Kobani, umudun kaybedilmediği, inancın büyük bir iradeye dönüştüğü bir yerde kıt olanaklarla büyük başarıların kazanılabileceğini gösteren bir insanlık direnişinin merkezi ve sembolü olmuştur. Kobani direnişi, bu karakteriyle bundan sonra dünyanın neresinde olursa olsun tüm direnişlerin, özgürlük ve demokrasi güçlerinin ilham kaynağı olmaya devam edecektir. Kobani direnişi ve zaferi, tüm ulusların tarih kitaplarında da yer alacaktır diye düşünüyorum. Bu duygu ve düşüncelerle "...(X)"

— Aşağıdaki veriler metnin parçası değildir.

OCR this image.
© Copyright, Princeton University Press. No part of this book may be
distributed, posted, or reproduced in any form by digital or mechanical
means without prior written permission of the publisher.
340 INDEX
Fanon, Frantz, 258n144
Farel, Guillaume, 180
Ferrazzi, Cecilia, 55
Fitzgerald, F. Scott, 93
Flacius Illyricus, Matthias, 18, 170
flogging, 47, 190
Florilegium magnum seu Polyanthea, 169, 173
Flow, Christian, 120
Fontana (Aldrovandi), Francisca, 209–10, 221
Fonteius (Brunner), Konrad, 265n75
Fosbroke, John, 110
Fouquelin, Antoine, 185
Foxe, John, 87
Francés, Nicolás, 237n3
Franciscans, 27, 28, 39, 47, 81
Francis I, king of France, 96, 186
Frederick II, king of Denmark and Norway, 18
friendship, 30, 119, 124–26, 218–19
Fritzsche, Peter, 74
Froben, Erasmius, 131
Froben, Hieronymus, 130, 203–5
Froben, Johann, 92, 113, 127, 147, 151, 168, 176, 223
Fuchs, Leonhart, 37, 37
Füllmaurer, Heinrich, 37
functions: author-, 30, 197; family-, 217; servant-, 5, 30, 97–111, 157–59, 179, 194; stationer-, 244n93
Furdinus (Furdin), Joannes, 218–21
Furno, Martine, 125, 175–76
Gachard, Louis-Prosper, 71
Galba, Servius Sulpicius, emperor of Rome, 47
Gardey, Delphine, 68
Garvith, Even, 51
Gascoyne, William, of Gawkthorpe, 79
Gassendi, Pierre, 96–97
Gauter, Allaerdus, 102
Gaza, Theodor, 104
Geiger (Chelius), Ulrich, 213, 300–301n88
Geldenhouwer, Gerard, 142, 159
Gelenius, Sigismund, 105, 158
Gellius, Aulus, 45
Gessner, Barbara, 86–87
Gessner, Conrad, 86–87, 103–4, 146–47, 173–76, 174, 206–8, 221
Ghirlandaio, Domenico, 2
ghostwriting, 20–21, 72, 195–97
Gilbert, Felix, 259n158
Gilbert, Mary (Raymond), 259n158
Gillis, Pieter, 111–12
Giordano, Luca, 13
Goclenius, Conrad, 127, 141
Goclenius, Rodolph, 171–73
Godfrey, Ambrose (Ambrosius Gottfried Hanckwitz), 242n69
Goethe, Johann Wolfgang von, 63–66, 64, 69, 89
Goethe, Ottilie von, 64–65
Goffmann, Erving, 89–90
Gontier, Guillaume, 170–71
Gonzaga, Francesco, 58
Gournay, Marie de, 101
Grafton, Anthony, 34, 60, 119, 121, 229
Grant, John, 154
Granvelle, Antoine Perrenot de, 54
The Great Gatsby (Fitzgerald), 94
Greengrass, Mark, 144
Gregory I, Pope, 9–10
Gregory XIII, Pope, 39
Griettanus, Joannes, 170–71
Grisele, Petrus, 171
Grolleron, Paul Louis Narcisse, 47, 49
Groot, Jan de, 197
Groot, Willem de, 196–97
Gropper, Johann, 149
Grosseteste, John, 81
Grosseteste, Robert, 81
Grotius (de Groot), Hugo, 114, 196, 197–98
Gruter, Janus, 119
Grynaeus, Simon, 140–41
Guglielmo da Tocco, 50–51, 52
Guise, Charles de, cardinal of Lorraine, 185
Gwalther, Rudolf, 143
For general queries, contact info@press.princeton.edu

Değerli milletvekilleri, Yunanistan'da yapılan seçimlerde büyük bir başarı kazanan SYRIZA Partisini de buradan kutlamak istiyorum. Yunanistan'da kazanan yine umut olmuştur. SYRIZA'nın başarısı artık emekçilerin, yoksulların ve de devrimcilerin bu köhnemiş düzene mahkûm olmadıklarını, değişimin ve yeniden kurmanın mümkün olduğunu bir kez daha göstermiştir. Şimdi bu umudu çoğaltmanın ve yaygınlaştırmanın da zamanıdır. Avrupa'dan Türkiye'ye, Latin Amerika'dan Orta Doğu'ya, emekten ve soldan yana olanların bu inancı büyütme ve gerçekleştirmeye dönük mücadelesi ve sorumluluğu her zamankinden daha büyük olacaktır. SYRIZA bunun ilhamını vermektedir. Bu bilinçle bazı ağır sorumluluğu olan arkadaşlarımızı tekrar kutluyor, bu zorlu ve onurlu yolda başarılar diliyorum.
Yine, dün, Değerli Gazeteci Uğur Mumcu'nun katledilişinin yıl dönümüydü. Onun şahsında Vedat Aydınları, Mehmet Sincarları, Ape Musaları, Muammer Aksoyları, Bahriye Üçokları ve sayamadığımız tüm faili meçhul cinayetlerde yaşamını yitirenleri ve aydınları saygıyla anmak istiyorum.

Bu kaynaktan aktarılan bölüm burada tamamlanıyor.